Il giovane napoletano ha quindi insistito sul tema della cultura come antidoto alla mafia. “Andate a scuola, studiate” ha tuonato appellandosi ancora ai giovani presenti. “C'è gente che va a scuola per imparare a imbrogliarvi. Voi dovete andare a scuola per imparare a non farvi imbrogliare. Io ho vinto la camorra leggendo Pier Paolo Pasolini. La scuola non serve per prendere il foglio di carta che vi consente di trovare un lavoro ma serve per capire come si fa a stare al mondo. E noi dobbiamo imparare a mettere i giovani in prima fila. Non ci sono posti riservati, i posti riservati sono per i giovani”.

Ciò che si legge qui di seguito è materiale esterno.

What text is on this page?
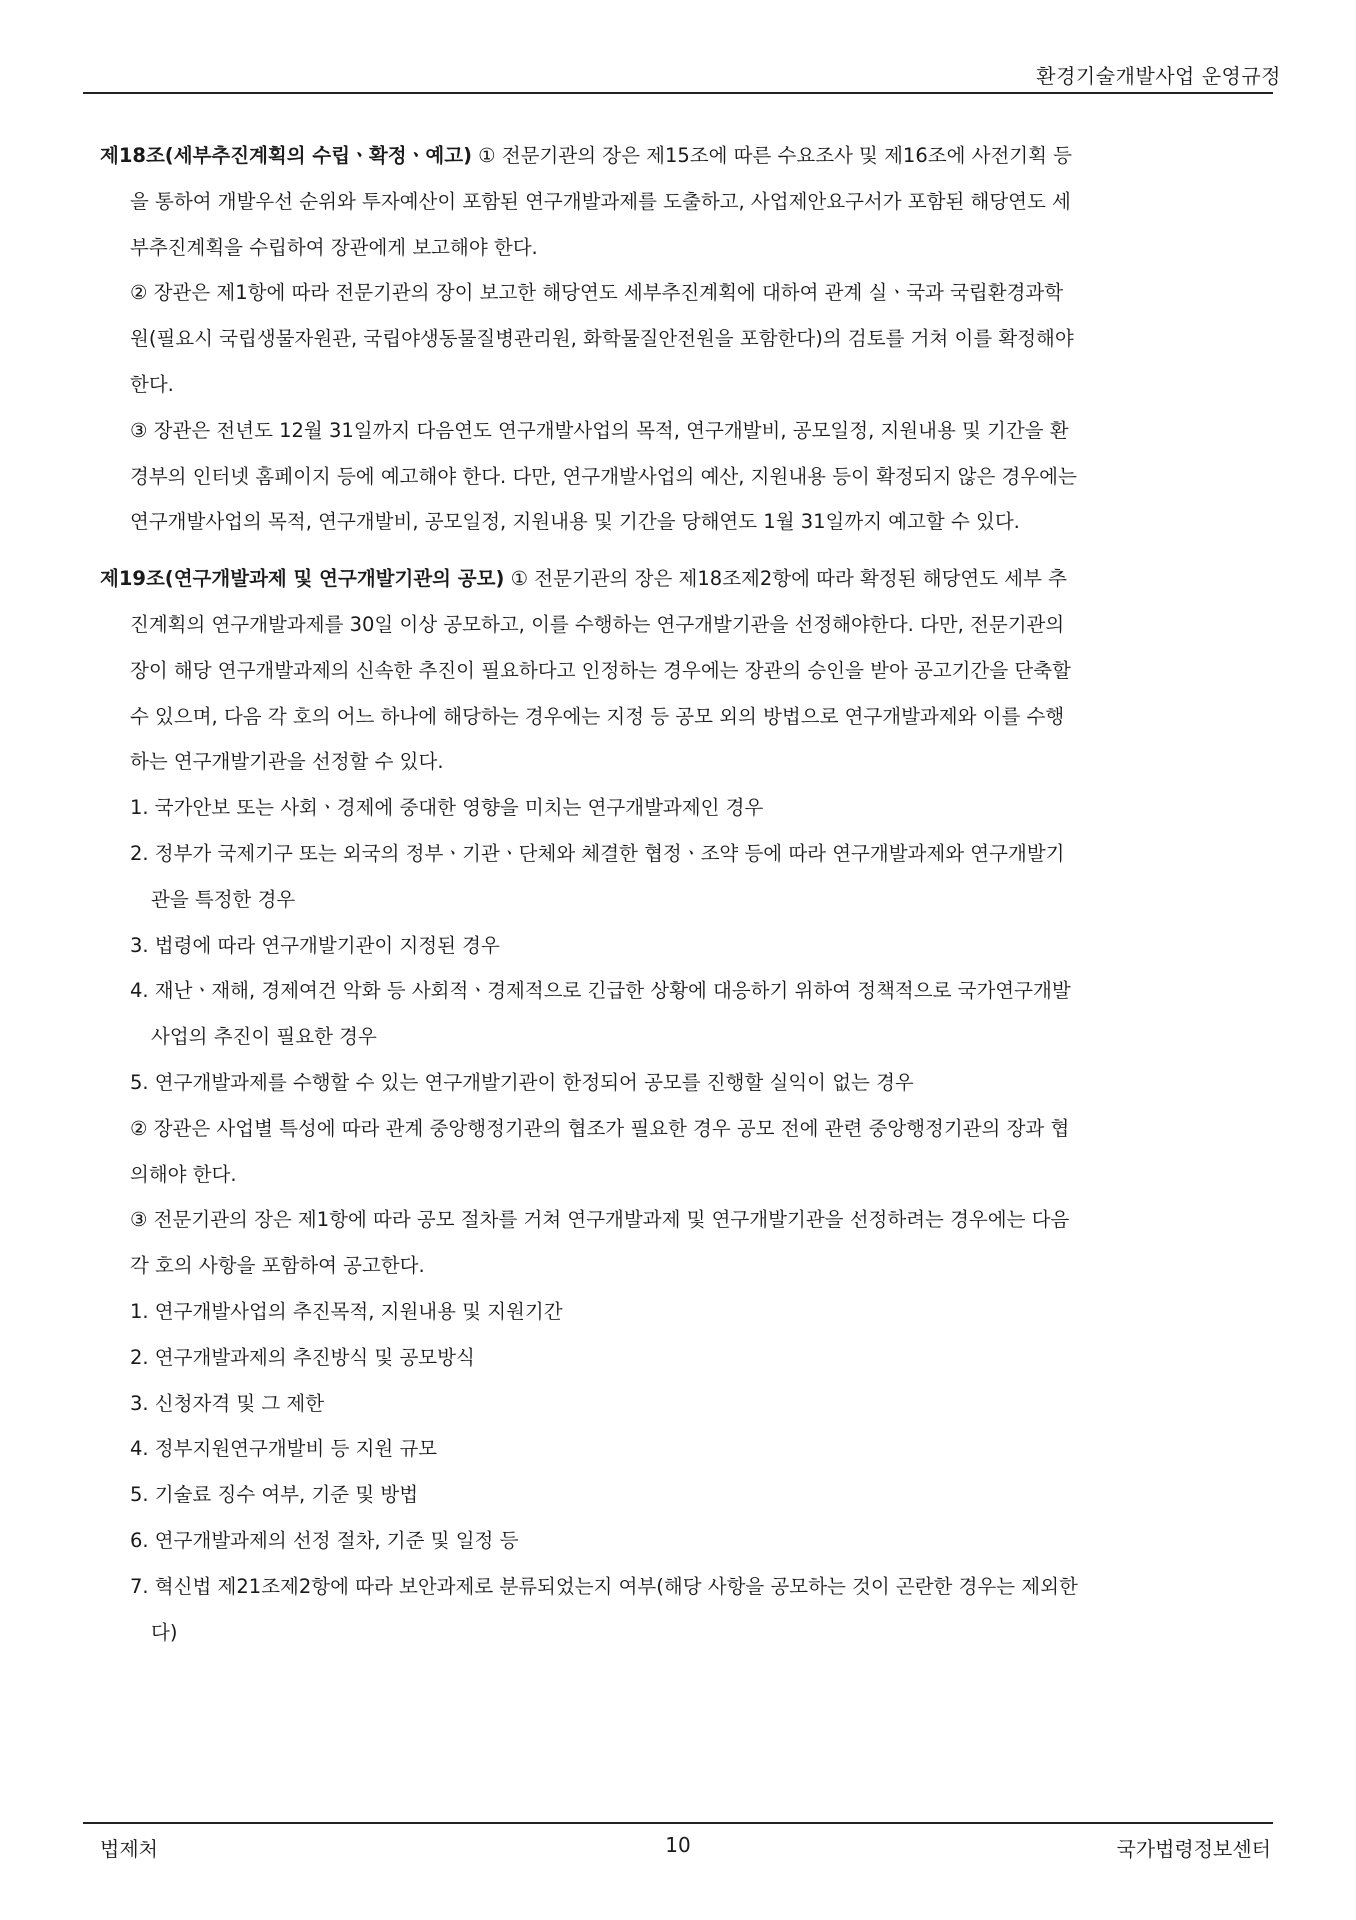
환경기술개발사업 운영규정
제18조(세부추진계획의 수립ㆍ확정ㆍ예고) ① 전문기관의 장은 제15조에 따른 수요조사 및 제16조에 사전기획 등
을 통하여 개발우선 순위와 투자예산이 포함된 연구개발과제를 도출하고, 사업제안요구서가 포함된 해당연도 세
부추진계획을 수립하여 장관에게 보고해야 한다.
② 장관은 제1항에 따라 전문기관의 장이 보고한 해당연도 세부추진계획에 대하여 관계 실ㆍ국과 국립환경과학
원(필요시 국립생물자원관, 국립야생동물질병관리원, 화학물질안전원을 포함한다)의 검토를 거쳐 이를 확정해야
한다.
③ 장관은 전년도 12월 31일까지 다음연도 연구개발사업의 목적, 연구개발비, 공모일정, 지원내용 및 기간을 환
경부의 인터넷 홈페이지 등에 예고해야 한다. 다만, 연구개발사업의 예산, 지원내용 등이 확정되지 않은 경우에는
연구개발사업의 목적, 연구개발비, 공모일정, 지원내용 및 기간을 당해연도 1월 31일까지 예고할 수 있다.
제19조(연구개발과제 및 연구개발기관의 공모) ① 전문기관의 장은 제18조제2항에 따라 확정된 해당연도 세부 추
진계획의 연구개발과제를 30일 이상 공모하고, 이를 수행하는 연구개발기관을 선정해야한다. 다만, 전문기관의
장이 해당 연구개발과제의 신속한 추진이 필요하다고 인정하는 경우에는 장관의 승인을 받아 공고기간을 단축할
수 있으며, 다음 각 호의 어느 하나에 해당하는 경우에는 지정 등 공모 외의 방법으로 연구개발과제와 이를 수행
하는 연구개발기관을 선정할 수 있다.
1. 국가안보 또는 사회ㆍ경제에 중대한 영향을 미치는 연구개발과제인 경우
2. 정부가 국제기구 또는 외국의 정부ㆍ기관ㆍ단체와 체결한 협정ㆍ조약 등에 따라 연구개발과제와 연구개발기
관을 특정한 경우
3. 법령에 따라 연구개발기관이 지정된 경우
4. 재난ㆍ재해, 경제여건 악화 등 사회적ㆍ경제적으로 긴급한 상황에 대응하기 위하여 정책적으로 국가연구개발
사업의 추진이 필요한 경우
5. 연구개발과제를 수행할 수 있는 연구개발기관이 한정되어 공모를 진행할 실익이 없는 경우
② 장관은 사업별 특성에 따라 관계 중앙행정기관의 협조가 필요한 경우 공모 전에 관련 중앙행정기관의 장과 협
의해야 한다.
③ 전문기관의 장은 제1항에 따라 공모 절차를 거쳐 연구개발과제 및 연구개발기관을 선정하려는 경우에는 다음
각 호의 사항을 포함하여 공고한다.
1. 연구개발사업의 추진목적, 지원내용 및 지원기간
2. 연구개발과제의 추진방식 및 공모방식
3. 신청자격 및 그 제한
4. 정부지원연구개발비 등 지원 규모
5. 기술료 징수 여부, 기준 및 방법
6. 연구개발과제의 선정 절차, 기준 및 일정 등
7. 혁신법 제21조제2항에 따라 보안과제로 분류되었는지 여부(해당 사항을 공모하는 것이 곤란한 경우는 제외한
다)
법제처	10	국가법령정보센터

L'intervento di Cerullo si è collocato all'interno di una giornata intensa durante la quale hanno preso la parola in apertura il Sindaco Elena Battistini e l'assessore alla Sicurezza Cristiana Rocchi, il vice prefetto Darco Pellos, il referente regionale di Avviso Pubblico Emilia Romagna e assessore alla Sicurezza di Reggio Emilia Franco Corradini, Giovanni Sacchini del Servizio Politiche per la Sicurezza e la Polizia Locale della Regione Emilia Romagna e Cristina Falaschi del progetto “Oltre la strada” dell'Asp Cesena-Valle Savio.
Commovente l'omaggio al vigile Aurelio Zaghini ricordato dal Comandante della Polizia Municipale dell'Unione dei Comuni Roberta Miserocchi che ha detto: “Aurelio era un uomo buono, che non ha esitato a darsi per la sua comunità e che aveva stretto un forte legame con il territorio”.
Nella ricorrenza del 25^ anniversario della morte di Aurelio Zaghini (nella foto), ucciso durante una rapina che si stava svolgendo in pieno centro storico il 26 ottobre 1987, il Sindaco ha consegnato alle figlie Patrizia e Sabrina (Zaira era assente per motivi di salute) una pergamena “per onorare il ricordo del gesto con il quale egli diede prova di alto senso del dovere e dedizione esemplare al bene comune”.